9. Stromversorgung aus der Luft
Ein interessantes Patent hat sich kürzlich auch Amazon schützen lassen: Dabei handelt es sich um nicht weniger als eine fliegende Batterie. Wer in Zukunft mit seinem Elektrofahrzeug unterwegs ist, aber mit der vorhandenen Akkuladung weder sein Ziel, noch die nächste Ladestation erreichen kann, fordert einfach eine Lade-Drohne an. Diese startet vollautomatisch, ortet das fahrende E-Auto und dockt auf dessen Dach an. Schon kann der Ladevorgang starten. Kennt man so bislang bestenfalls von Militärflugzeugen. Sind die Akkus genug aufgeladen, fliegt die Drohne automatisch zurück zu ihrer Ladestation und wartet auf den nächsten Einsatz. Das E-Auto kommt währenddessen ohne Fahrtunterbrechung ans Ziel oder zumindest bis zum nächsten Ladepunkt.

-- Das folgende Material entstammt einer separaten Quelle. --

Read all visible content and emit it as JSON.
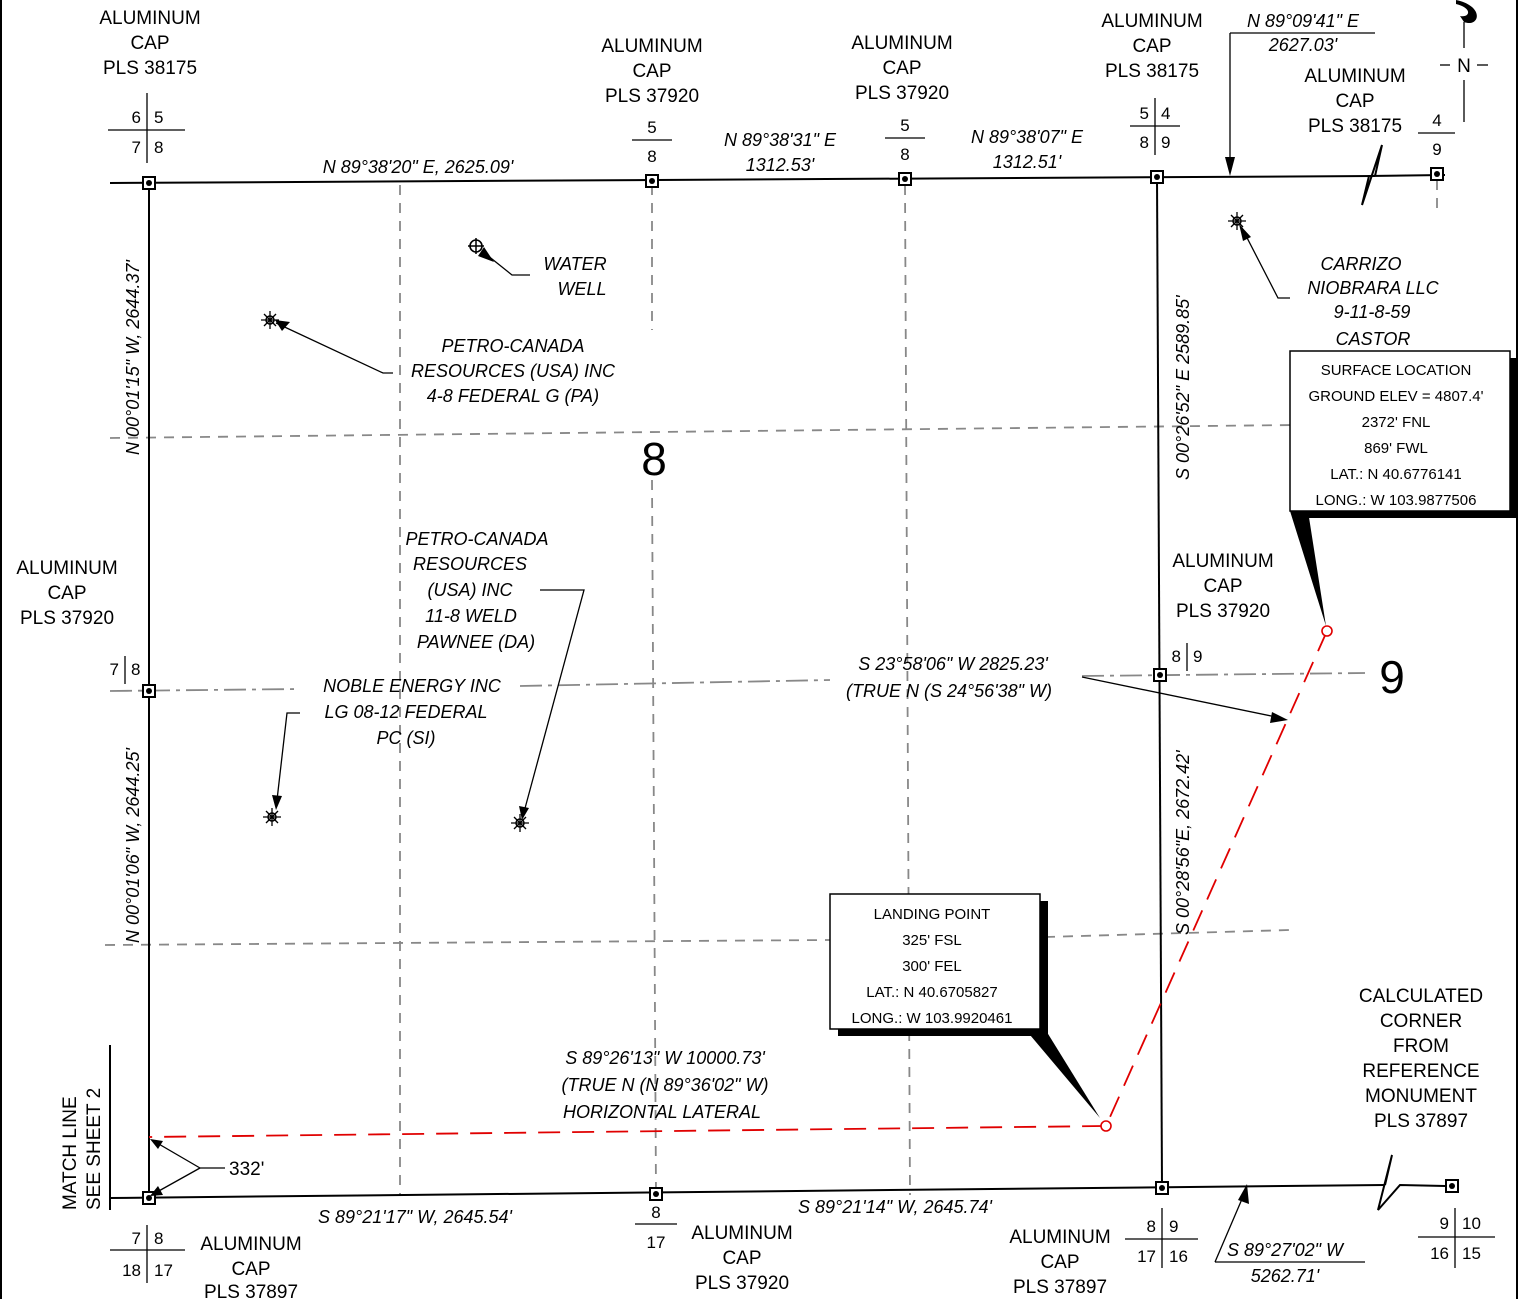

10. Falscher Hase aus dem 3D-Drucker
Bei meinem letzten Beispiel geht es um die Frage: Wie ernähren wir uns in Zukunft? Diese Frage hat sich auch die Leipziger Künstlerin Carolin Schulze gestellt. Denn die herkömmliche Viehwirtschaft belastet unsere Umwelt: Für ein Kilo Rindfleisch braucht man zehn Kilo Futtermittel. Aus der gleichen Menge Futter kann man allerdings neun Kilo Insektenfleisch gewinnen. Darum propagiert die WHO auch Mehlwürmer und Grillen als Lebensmittel der Zukunft. Schulze kam auf die Idee, das unappetitlich aussehende Insektenfleisch neu zu formen, um es unter die Leute zu bringen. Vermengt mit Kartoffeln und Gewürzen jagte sie es durch einen 3D-Drucker. Herauskommt – Schicht für Schicht – ein „falscher Hase“ aus Mehlwurmpaste. Vor dem Verzehr muss man ihn allerdings zunächst noch frittieren oder braten. Wohl bekomms!
Chancen der Digitalisierung und gestalten
Das sind zum Teil recht spezielle Ideen für unsere digitale Zukunft. Und sicher werden sich nicht alle davon durchsetzen. Aber ich finde es wichtig, bei solchen Themen am Ball zu bleiben. Zu beobachten, worüber gerade nachgedacht und diskutiert wird. Denn nur so kann man die Chancen der Digitalisierung für sich nutzen und am Ende des Tages auch aktiv mitgestalten.